The top half this year was obviously heavily affected by what went on with Rangers. That is not to say that the title was tainted, it just ended up being won too easily. For the teams battling for Europe, the idea of greater hype about them playing on another failed to materialise, and they all seemed to settle for what they were getting. Playing just the teams round about you towards the end means we do not get any pressure added by examining who has the easier run-in and we do not have the prospect of a team aiming for prizes at the top half of the league going to a team who is fighting for its life. We are missing it on some of the traditional end of the season ingredients that other leagues get.
If we are to be confined to a league structure that must provide four Old Firm games a season, then I am starting to shudder at the thought that I may agree with Stewart Milne, and a ten team league may be what we have to go for.
Each team gets two home games against the Old Firm, which is apparently the only way clubs in our league can possibly survive.

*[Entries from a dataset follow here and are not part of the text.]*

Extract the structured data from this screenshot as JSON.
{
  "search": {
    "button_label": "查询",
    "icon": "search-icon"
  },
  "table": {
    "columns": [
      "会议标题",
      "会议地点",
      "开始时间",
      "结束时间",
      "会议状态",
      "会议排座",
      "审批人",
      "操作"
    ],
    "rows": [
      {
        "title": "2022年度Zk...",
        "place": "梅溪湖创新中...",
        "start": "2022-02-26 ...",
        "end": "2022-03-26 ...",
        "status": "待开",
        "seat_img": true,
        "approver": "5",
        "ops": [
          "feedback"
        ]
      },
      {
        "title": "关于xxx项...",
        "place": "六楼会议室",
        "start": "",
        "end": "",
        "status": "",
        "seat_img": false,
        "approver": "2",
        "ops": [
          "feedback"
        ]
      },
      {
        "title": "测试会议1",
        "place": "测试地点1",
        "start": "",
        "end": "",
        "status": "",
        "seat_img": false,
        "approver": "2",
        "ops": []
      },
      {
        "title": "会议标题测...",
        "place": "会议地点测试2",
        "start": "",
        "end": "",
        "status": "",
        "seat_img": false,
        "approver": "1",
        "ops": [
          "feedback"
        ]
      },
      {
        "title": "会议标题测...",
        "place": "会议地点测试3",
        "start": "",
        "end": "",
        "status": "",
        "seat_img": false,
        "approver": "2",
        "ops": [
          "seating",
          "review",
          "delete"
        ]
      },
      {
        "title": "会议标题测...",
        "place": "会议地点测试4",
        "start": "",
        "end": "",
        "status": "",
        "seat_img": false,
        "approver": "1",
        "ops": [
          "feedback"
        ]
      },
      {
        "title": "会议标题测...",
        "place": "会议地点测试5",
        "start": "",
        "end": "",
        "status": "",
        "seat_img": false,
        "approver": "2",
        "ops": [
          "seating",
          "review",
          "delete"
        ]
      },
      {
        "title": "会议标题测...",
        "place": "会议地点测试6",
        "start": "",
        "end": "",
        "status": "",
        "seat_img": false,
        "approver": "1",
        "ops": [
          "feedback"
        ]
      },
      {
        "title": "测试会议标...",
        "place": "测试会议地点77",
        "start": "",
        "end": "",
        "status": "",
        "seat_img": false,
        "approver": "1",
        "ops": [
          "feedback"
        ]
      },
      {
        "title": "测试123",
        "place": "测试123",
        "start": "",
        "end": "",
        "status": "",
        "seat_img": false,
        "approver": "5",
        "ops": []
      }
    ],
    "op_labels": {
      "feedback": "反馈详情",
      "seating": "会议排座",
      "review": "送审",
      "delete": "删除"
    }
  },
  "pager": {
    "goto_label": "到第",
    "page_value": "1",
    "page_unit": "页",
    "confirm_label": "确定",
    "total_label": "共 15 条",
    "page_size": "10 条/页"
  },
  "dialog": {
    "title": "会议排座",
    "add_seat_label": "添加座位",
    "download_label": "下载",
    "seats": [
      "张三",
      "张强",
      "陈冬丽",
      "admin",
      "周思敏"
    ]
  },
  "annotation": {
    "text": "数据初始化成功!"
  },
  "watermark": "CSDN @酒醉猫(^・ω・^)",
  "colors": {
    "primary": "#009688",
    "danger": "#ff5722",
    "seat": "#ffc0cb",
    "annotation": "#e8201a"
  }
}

It gives teams an equal number of home and away games, and each team plays all the other teams in the league a set number of times, rather than getting the opportunity to escape any matches against a potential bogey side. Also, we would avoid any potential difficulties should, hypothetically speaking, an administration stricken Rangers side finish in a different half from Celtic.
That is not to say though that we have to be confined to a model with four guaranteed Old Firm games. As we anxiously wait to see what is actually going to happen to the Ibrox club, there is an air of potential change hovering over Scottish football. Some chairmen have been particularly vocal in their discontent and it does seem like we may be making moves towards a goal, of sorts.
Two of the main plus points from this season have been seeing Kilmarnock surprise Celtic in the League Cup Final and the two Edinburgh teams providing a refreshing Scottish Cup final with some real hype about it, where it means so much to both sides. We have a league that is not just two Old Firm teams, that may become literal, but moments such as these will hopefully provide this timely reminder to certain sections of our game.
The league may have stuttered to a damp finish. But there may just be a couple of breaks in the cloud. What happens this summer will have a huge bearing on how our game develops. A pretty poor season is over. But we move into next season with Kilmarnock and Hearts defending their cup titles, the Champions League music can be played out over Fir Park, a promising Dundee Utd side will venture into Europe and the SPL broadens geographically as we will see our first Highland derby.
This season is over; good, we can now be hopeful for next. Hope though, is a dangerous thing.